Michael Penfold has called for more awareness that not everyone is able to wear a face mask, and for some form of identification so people do not assume he is flagrantly breaking the rules.

The 80-year-old was shopping in the Chineham supermarket with his wife June, 75, on Monday morning when he was randomly approached by a fellow customer who asked where his mask was. The incident came just days after he was refused entry to a fish and chip shop in Paignton, Devon, whilst on holiday last week.

The keen gardener, who has won Basingstoke in Bloom five times, lives with chronic obstructive pulmonary disease (COPD) - a condition that causes breathing difficulty and makes it "impossible" for him to wear a mask.

"I am gasping for air when I put one on," Michael told The Gazette. "I can't wear a mask because I can't breathe."

Whilst people in shops have generally been understand to the Bramley resident, he says that sometimes other shoppers can be less understanding.

"The public are looking at you in a strange way.
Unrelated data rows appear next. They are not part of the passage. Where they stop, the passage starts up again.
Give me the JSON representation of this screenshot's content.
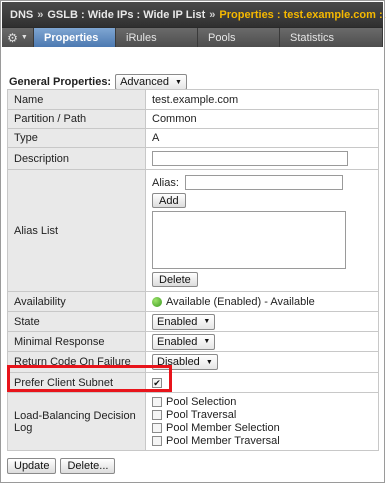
{
  "breadcrumb": {
    "items": [
      "DNS",
      "GSLB : Wide IPs : Wide IP List"
    ],
    "separator": "»",
    "current": "Properties : test.example.com : A"
  },
  "tabs": [
    {
      "label": "Properties",
      "active": true
    },
    {
      "label": "iRules",
      "active": false
    },
    {
      "label": "Pools",
      "active": false
    },
    {
      "label": "Statistics",
      "active": false
    }
  ],
  "general": {
    "label": "General Properties:",
    "mode": "Advanced"
  },
  "rows": {
    "name": {
      "label": "Name",
      "value": "test.example.com"
    },
    "partition": {
      "label": "Partition / Path",
      "value": "Common"
    },
    "type": {
      "label": "Type",
      "value": "A"
    },
    "description": {
      "label": "Description",
      "value": ""
    },
    "alias": {
      "label": "Alias List",
      "field_label": "Alias:",
      "add": "Add",
      "delete": "Delete"
    },
    "availability": {
      "label": "Availability",
      "value": "Available (Enabled) - Available"
    },
    "state": {
      "label": "State",
      "value": "Enabled"
    },
    "minimal": {
      "label": "Minimal Response",
      "value": "Enabled"
    },
    "rcode": {
      "label": "Return Code On Failure",
      "value": "Disabled"
    },
    "ecs": {
      "label": "Prefer Client Subnet",
      "checked": true
    },
    "lbdl": {
      "label": "Load-Balancing Decision Log",
      "options": [
        "Pool Selection",
        "Pool Traversal",
        "Pool Member Selection",
        "Pool Member Traversal"
      ]
    }
  },
  "footer": {
    "update": "Update",
    "delete": "Delete..."
  },
  "colors": {
    "accent": "#f5b800",
    "active_tab": "#4c79b1",
    "highlight": "#e8141b",
    "status": "#3a9a1e"
  }
}
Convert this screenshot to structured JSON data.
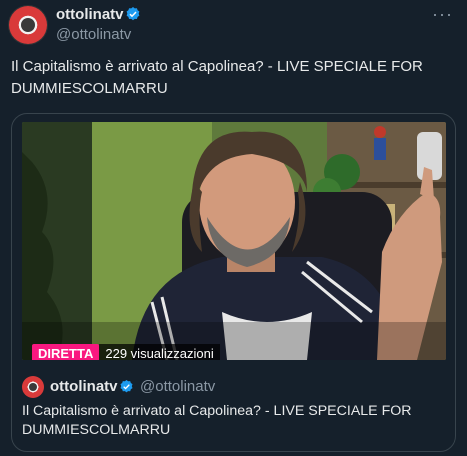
{
  "tweet": {
    "author_name": "ottolinatv",
    "author_handle": "@ottolinatv",
    "more_label": "···",
    "text": "Il Capitalismo è arrivato al Capolinea? - LIVE SPECIALE FOR DUMMIESCOLMARRU"
  },
  "quoted": {
    "author_name": "ottolinatv",
    "author_handle": "@ottolinatv",
    "text": "Il Capitalismo è arrivato al Capolinea? - LIVE SPECIALE FOR DUMMIESCOLMARRU",
    "media": {
      "live_label": "DIRETTA",
      "views_label": "229 visualizzazioni"
    }
  },
  "colors": {
    "background": "#15202b",
    "verified": "#1d9bf0",
    "live_badge": "#f91880",
    "secondary_text": "#8b98a5"
  },
  "icons": [
    "verified-badge-icon",
    "more-options-icon"
  ]
}
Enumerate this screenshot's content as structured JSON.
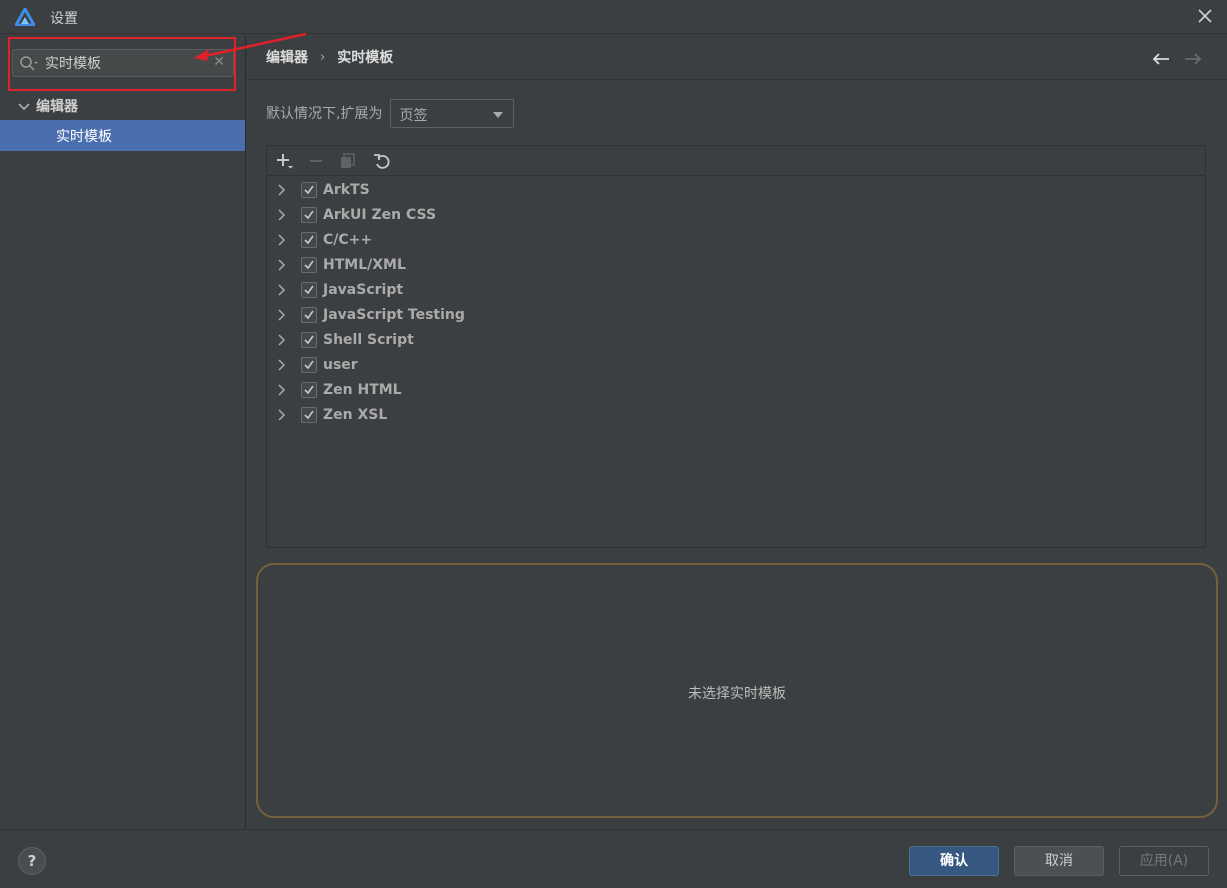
{
  "window": {
    "title": "设置"
  },
  "search": {
    "value": "实时模板",
    "clear_glyph": "✕"
  },
  "tree": {
    "group_label": "编辑器",
    "selected_item_label": "实时模板"
  },
  "breadcrumb": {
    "first": "编辑器",
    "separator": "›",
    "second": "实时模板"
  },
  "expand_setting": {
    "label": "默认情况下,扩展为",
    "selected": "页签"
  },
  "templates": [
    {
      "label": "ArkTS",
      "checked": true
    },
    {
      "label": "ArkUI Zen CSS",
      "checked": true
    },
    {
      "label": "C/C++",
      "checked": true
    },
    {
      "label": "HTML/XML",
      "checked": true
    },
    {
      "label": "JavaScript",
      "checked": true
    },
    {
      "label": "JavaScript Testing",
      "checked": true
    },
    {
      "label": "Shell Script",
      "checked": true
    },
    {
      "label": "user",
      "checked": true
    },
    {
      "label": "Zen HTML",
      "checked": true
    },
    {
      "label": "Zen XSL",
      "checked": true
    }
  ],
  "detail": {
    "empty_text": "未选择实时模板"
  },
  "footer": {
    "help_label": "?",
    "ok_label": "确认",
    "cancel_label": "取消",
    "apply_label": "应用(A)"
  },
  "colors": {
    "background": "#3c3f41",
    "selection": "#4b6eaf",
    "primary_button": "#365880",
    "annotation": "#e0202a"
  }
}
It makes me feel uptight."

Michael, a former lorry driver who formerly lived in Basingstoke, says he understands that as many people as possible should wear a face covering to help reduce the spread of coronavirus.

However, he says there should be a more organised and official way for people to be able to show they are immune.

"I think they should be sorted at the pharmacies, in the big supermarkets or in local medical centres," he told this newspaper.

"They have got all your details and they should ring you and say we have got an exemption card for you or something."

The wearing of face coverings became mandatory on buses in June, before also being required in shops in July.

The latest government restrictions make it law to wear a face covering in places such as restaurants and bars, when not sat at a table, and in taxis.

The government website lists a number of exemptions, including: "People who cannot put on, wear or remove a face covering because of a physical or mental illness or impairment, or disability."

It goes on to add that the exemption also applies when "putting on, wearing or removing a face covering will cause you severe distress".

The government website also states that "no person needs to seek advice or request a letter from a medical professional about their reason for not wearing a face covering".

However, it does concede that "some people may feel more comfortable showing something that says they do not have to wear a face covering", and offers exemption card templates.

Additionally, Festival Place recognises sunflower lanyards to signify that the wearer is unable to wear a face covering, which can be ordered from the Hidden Disabilities website.

Michael says that he wanted to raise awareness of what happened to him to try and help others in his situation.